The story said that Pyle and Grange arrived in Lincoln at noon that day "in their palatial Fageal cruising coach, 'America,'" to conference with prominent businessmen to end Tuesday's lap in Lincoln.

The runners made a 31-mile jaunt from Springfield. By that time, the field of 250 starters had been reduced to 71 runners.

A large canvas enclosure was set up as a finish line and an admission of 10 cents for children and 25 cents for adults was charged to view the runners after they crossed the line. Concession stands were also erected and portable radio station KGGM reported the results of the day's run.

Grange introduced each of the runners and several of them gave short talks.

"Peter Gavuzzi, who is leading the race in the matter of elapsed time, has never shaved since the start of the grind and resembles a House of David disciple," the story said.... "One of the largest crowds in the history of the city is expected to greet the runners as they arrive at the finish line from noon to midnight."

The 248 Tire Company at Sangamon and Clinton streets took out a large Courier advertisement that read, "Did you notice that Pyle's & Grange's motor coach in Lincoln today was equipped with Firestone Tires?"

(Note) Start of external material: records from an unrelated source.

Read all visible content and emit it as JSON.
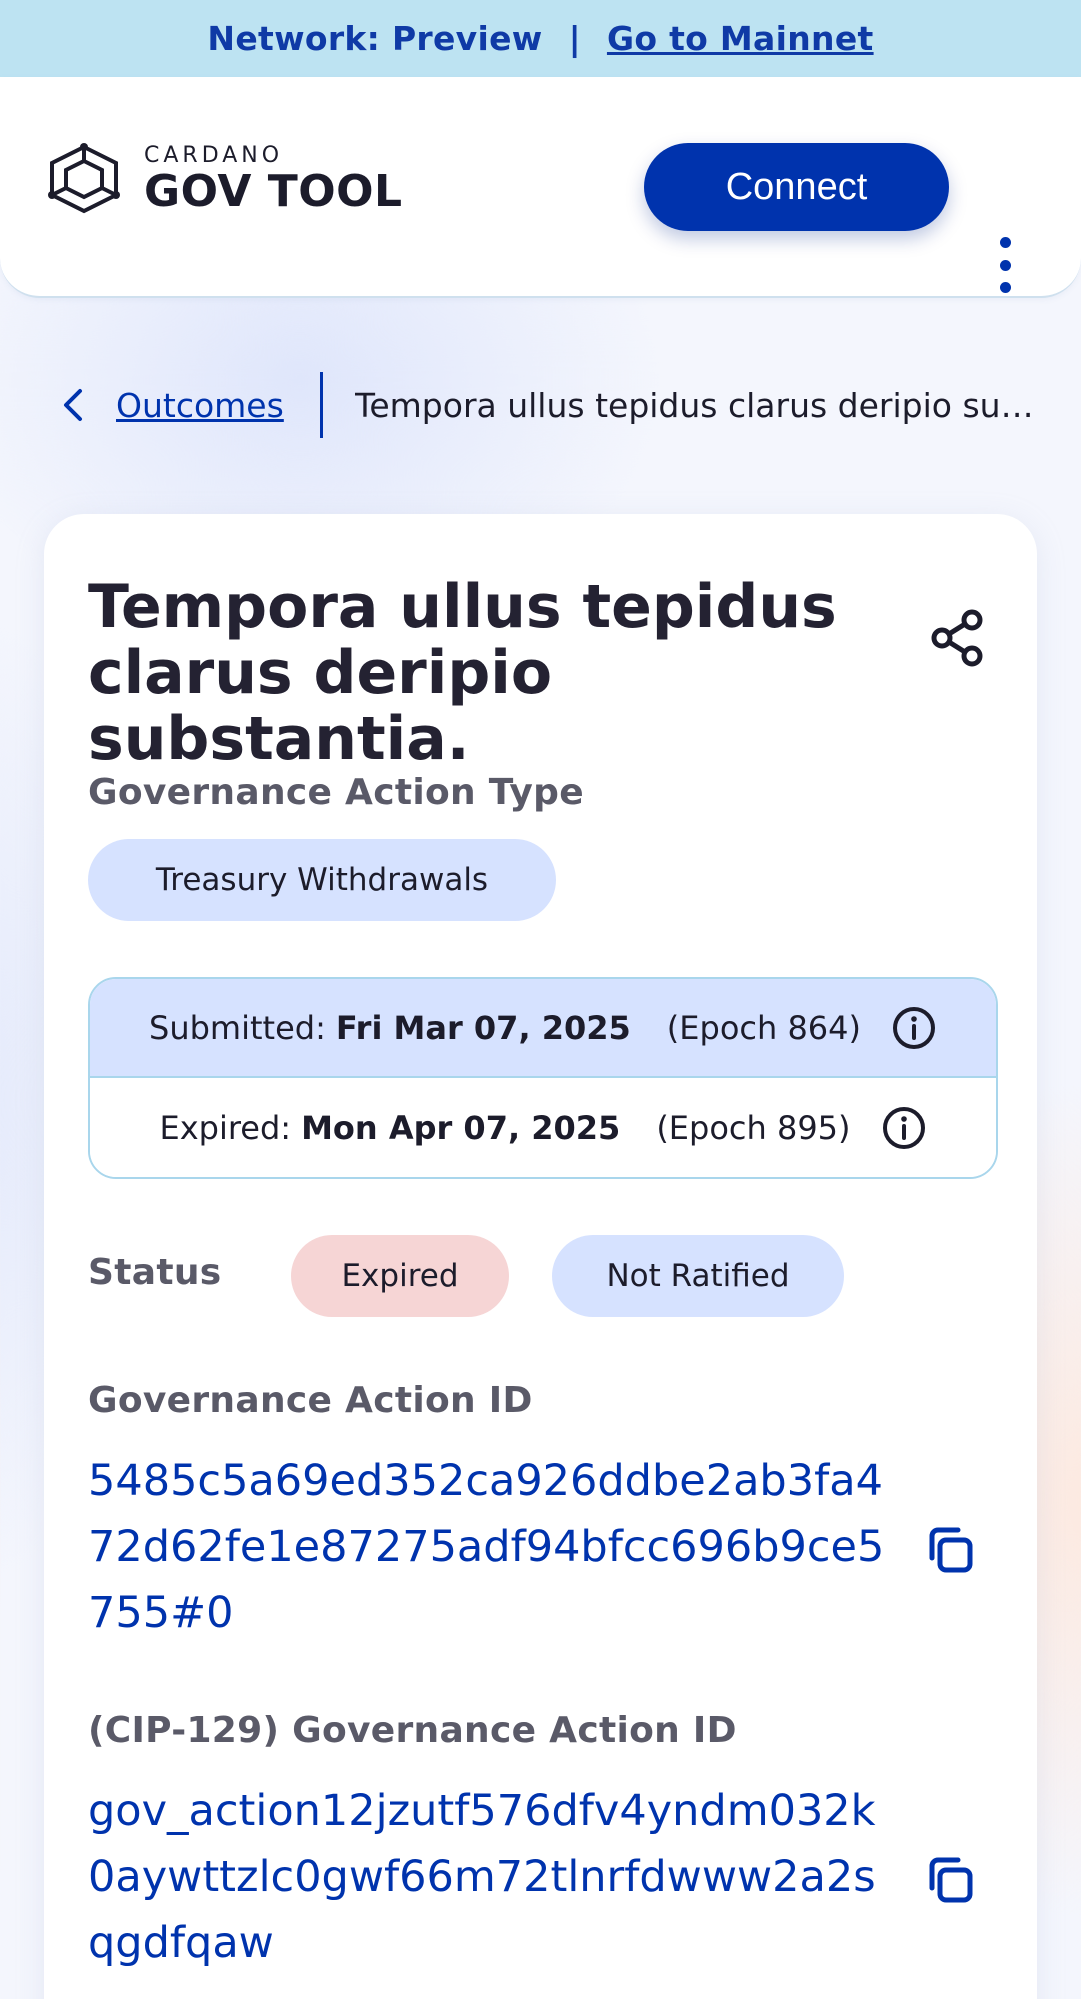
{
  "banner": {
    "network_text": "Network: Preview",
    "separator": "|",
    "mainnet_link": "Go to Mainnet"
  },
  "header": {
    "logo_small": "CARDANO",
    "logo_big": "GOV TOOL",
    "connect_label": "Connect"
  },
  "breadcrumb": {
    "parent": "Outcomes",
    "current": "Tempora ullus tepidus clarus deripio substantia."
  },
  "card": {
    "title": "Tempora ullus tepidus clarus deripio substantia.",
    "action_type_label": "Governance Action Type",
    "action_type_value": "Treasury Withdrawals",
    "submitted": {
      "label": "Submitted:",
      "date": "Fri Mar 07, 2025",
      "epoch": "(Epoch 864)"
    },
    "expired": {
      "label": "Expired:",
      "date": "Mon Apr 07, 2025",
      "epoch": "(Epoch 895)"
    },
    "status_label": "Status",
    "status_badges": [
      "Expired",
      "Not Ratified"
    ],
    "action_id_label": "Governance Action ID",
    "action_id_value": "5485c5a69ed352ca926ddbe2ab3fa472d62fe1e87275adf94bfcc696b9ce5755#0",
    "cip129_label": "(CIP-129) Governance Action ID",
    "cip129_value": "gov_action12jzutf576dfv4yndm032k0aywttzlc0gwf66m72tlnrfdwww2a2sqgdfqaw"
  },
  "colors": {
    "primary": "#0033ad",
    "banner_bg": "#bde3f2",
    "pill_blue": "#d6e2ff",
    "pill_red": "#f6d5d5"
  },
  "icons": [
    "cardano-logo-icon",
    "chevron-left-icon",
    "share-icon",
    "info-icon",
    "copy-icon",
    "kebab-menu-icon"
  ]
}
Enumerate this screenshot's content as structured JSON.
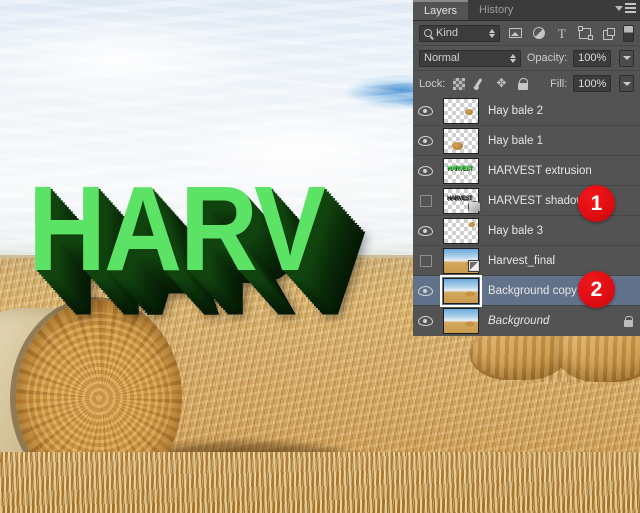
{
  "canvas": {
    "artwork_text": "HARV",
    "artwork_text_color": "#5ce265",
    "artwork_extrusion_color": "#11430f",
    "scene": "harvest field with round hay bales under a cloudy blue sky"
  },
  "panel": {
    "tabs": [
      {
        "label": "Layers",
        "active": true
      },
      {
        "label": "History",
        "active": false
      }
    ],
    "menu_icon": "panel-menu-icon",
    "filter": {
      "kind_label": "Kind",
      "search_icon": "search-icon",
      "stepper_icon": "stepper-icon",
      "filter_icons": [
        "pixel-layer-filter-icon",
        "adjustment-layer-filter-icon",
        "type-layer-filter-icon",
        "shape-layer-filter-icon",
        "smart-object-filter-icon"
      ],
      "type_glyph": "T",
      "toggle_icon": "filter-toggle-icon"
    },
    "blend": {
      "mode": "Normal",
      "opacity_label": "Opacity:",
      "opacity_value": "100%",
      "dropdown_icon": "chevron-down-icon"
    },
    "lock": {
      "label": "Lock:",
      "icons": [
        "lock-transparent-pixels-icon",
        "lock-image-pixels-icon",
        "lock-position-icon",
        "lock-all-icon"
      ],
      "fill_label": "Fill:",
      "fill_value": "100%",
      "dropdown_icon": "chevron-down-icon"
    },
    "layers": [
      {
        "name": "Hay bale 2",
        "visible": true,
        "selected": false,
        "locked": false,
        "thumb": "checker",
        "italic": false,
        "badge": ""
      },
      {
        "name": "Hay bale 1",
        "visible": true,
        "selected": false,
        "locked": false,
        "thumb": "checker",
        "italic": false,
        "badge": ""
      },
      {
        "name": "HARVEST extrusion",
        "visible": true,
        "selected": false,
        "locked": false,
        "thumb": "text-green",
        "italic": false,
        "badge": ""
      },
      {
        "name": "HARVEST shadow",
        "visible": false,
        "selected": false,
        "locked": false,
        "thumb": "text-black",
        "italic": false,
        "badge": "3d"
      },
      {
        "name": "Hay bale 3",
        "visible": true,
        "selected": false,
        "locked": false,
        "thumb": "checker",
        "italic": false,
        "badge": ""
      },
      {
        "name": "Harvest_final",
        "visible": false,
        "selected": false,
        "locked": false,
        "thumb": "photo",
        "italic": false,
        "badge": "smart"
      },
      {
        "name": "Background copy",
        "visible": true,
        "selected": true,
        "locked": false,
        "thumb": "photo",
        "italic": false,
        "badge": ""
      },
      {
        "name": "Background",
        "visible": true,
        "selected": false,
        "locked": true,
        "thumb": "photo",
        "italic": true,
        "badge": ""
      }
    ],
    "thumb_text_green": "HARVEST",
    "thumb_text_black": "HARVEST"
  },
  "callouts": [
    {
      "number": "1",
      "target_layer": "HARVEST shadow",
      "color": "#e00d12"
    },
    {
      "number": "2",
      "target_layer": "Background copy",
      "color": "#e00d12"
    }
  ]
}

One of the runners profiled in the book was Harry Abramowitz (who later changed his name to Abrams). The 21-year-old signed on for the race as a veteran speedwalker. An errand boy for a lithographer, Abramowitz pocketed the $10 a week his employer gave him for transportation and instead walked.

He discovered the sport of speedwalking, which he cultivated through the Young Men's Hebrew Association. After winning several races, he billed himself as "the Jewish champion."

Early in the Bunion Derby, Abramowitz gave up speed walking for running, a practice he continued into his 80s.

After completing the Bunion Derby in 1928, Abramowitz reversed his route and returned to California in 1929, finishing in the top 10.

Abramowitz returned to Lincoln in June 1990, when he served as grand marshal of the annual motor tour sponsored by the Route 66 Association of Illinois. He still held the record for being the youngest person to ever walk across the United States twice.

At that time, in an attempt to explain his unusual feat, Abramowitz told The Courier, "They had a depression here. There was nothing else to do."

Sumrall said the new book is just one of a number of resources the library offers about Route 66.

"We're trying to get as many books and travel guides as we can," he said, "but our vertical clipping file is fairly extensive and we're always pulling that for people."

The library also has a framed reproduction of a 1928 map with notations made by an Indiana man who picked it up when he hitchhiked the length of Route 66 in 1930.